Don´t roast the chilies for a long time because its flavor becomes bitter. |
- Transfer from the griddle to a colander, with the tongs, all the chilies that were roasted and rinse them.
- Transfer from the colander to a saucepan the chilies that were rinsed and cover them with water.
- Bring the saucepan water to a boil over high heat and leave the chilies cooking in the boiling water for about 5 minutes, until they soften.
- Transfer from the saucepan to a blender, with the tongs, all the chilies that were cooked; then set aside.
- Measure with a measuring spoon 2 tablespoons of the chilies’ seeds with the ones you worked (1 oz) and put them in the blender; then set aside.
- Peel 10 xoconostles and put them in the blender.

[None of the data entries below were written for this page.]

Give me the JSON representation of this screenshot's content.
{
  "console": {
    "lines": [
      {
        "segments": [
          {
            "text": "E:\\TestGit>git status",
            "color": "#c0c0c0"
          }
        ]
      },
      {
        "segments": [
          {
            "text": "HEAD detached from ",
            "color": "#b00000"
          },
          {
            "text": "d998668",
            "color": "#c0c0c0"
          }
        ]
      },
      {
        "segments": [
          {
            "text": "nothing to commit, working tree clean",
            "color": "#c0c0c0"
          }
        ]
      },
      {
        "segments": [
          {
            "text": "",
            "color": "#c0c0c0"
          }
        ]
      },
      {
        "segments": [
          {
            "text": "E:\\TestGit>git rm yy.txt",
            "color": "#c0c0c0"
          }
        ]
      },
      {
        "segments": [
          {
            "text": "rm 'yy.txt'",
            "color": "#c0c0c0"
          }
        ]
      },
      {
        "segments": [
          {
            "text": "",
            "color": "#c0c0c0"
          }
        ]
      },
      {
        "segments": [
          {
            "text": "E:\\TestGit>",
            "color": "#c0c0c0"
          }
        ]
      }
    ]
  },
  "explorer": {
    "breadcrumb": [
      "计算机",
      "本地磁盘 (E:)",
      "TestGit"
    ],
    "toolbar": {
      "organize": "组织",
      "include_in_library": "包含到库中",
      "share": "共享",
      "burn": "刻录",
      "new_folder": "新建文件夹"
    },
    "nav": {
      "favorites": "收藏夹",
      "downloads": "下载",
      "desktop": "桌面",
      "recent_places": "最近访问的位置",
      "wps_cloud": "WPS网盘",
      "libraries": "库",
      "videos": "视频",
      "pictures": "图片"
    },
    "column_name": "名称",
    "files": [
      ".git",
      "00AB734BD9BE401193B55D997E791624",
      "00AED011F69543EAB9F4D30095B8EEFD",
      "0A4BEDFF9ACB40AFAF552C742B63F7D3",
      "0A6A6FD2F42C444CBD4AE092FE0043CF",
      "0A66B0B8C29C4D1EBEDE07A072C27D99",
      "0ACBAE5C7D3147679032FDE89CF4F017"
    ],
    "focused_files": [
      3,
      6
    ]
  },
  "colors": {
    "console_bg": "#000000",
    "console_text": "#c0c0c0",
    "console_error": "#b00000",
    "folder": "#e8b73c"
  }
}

- Also add in the blender:
- 10 Tomatillos.
- 1 Onion.
- 6 Garlic cloves.
- 1 Maize Tortilla.
- 1.5 qts of Chicken Stock.
- Blend very well the ingredients.
Cook the Mole
- Put in a saucepan:
- The Mixture that was blended.
- 1 Epazote sprig.
- 1/2 tablespoon of Salt.
- Mix the saucepan ingredients and bring the Morelos style mole to a boil over high heat.
- When the Morelos style mole boils reduce to low heat and cook it for about 30 minutes, until it thickens a little and it acquires a more intense color; stir occasionally.
- When the cooking is done discard the epazote sprig.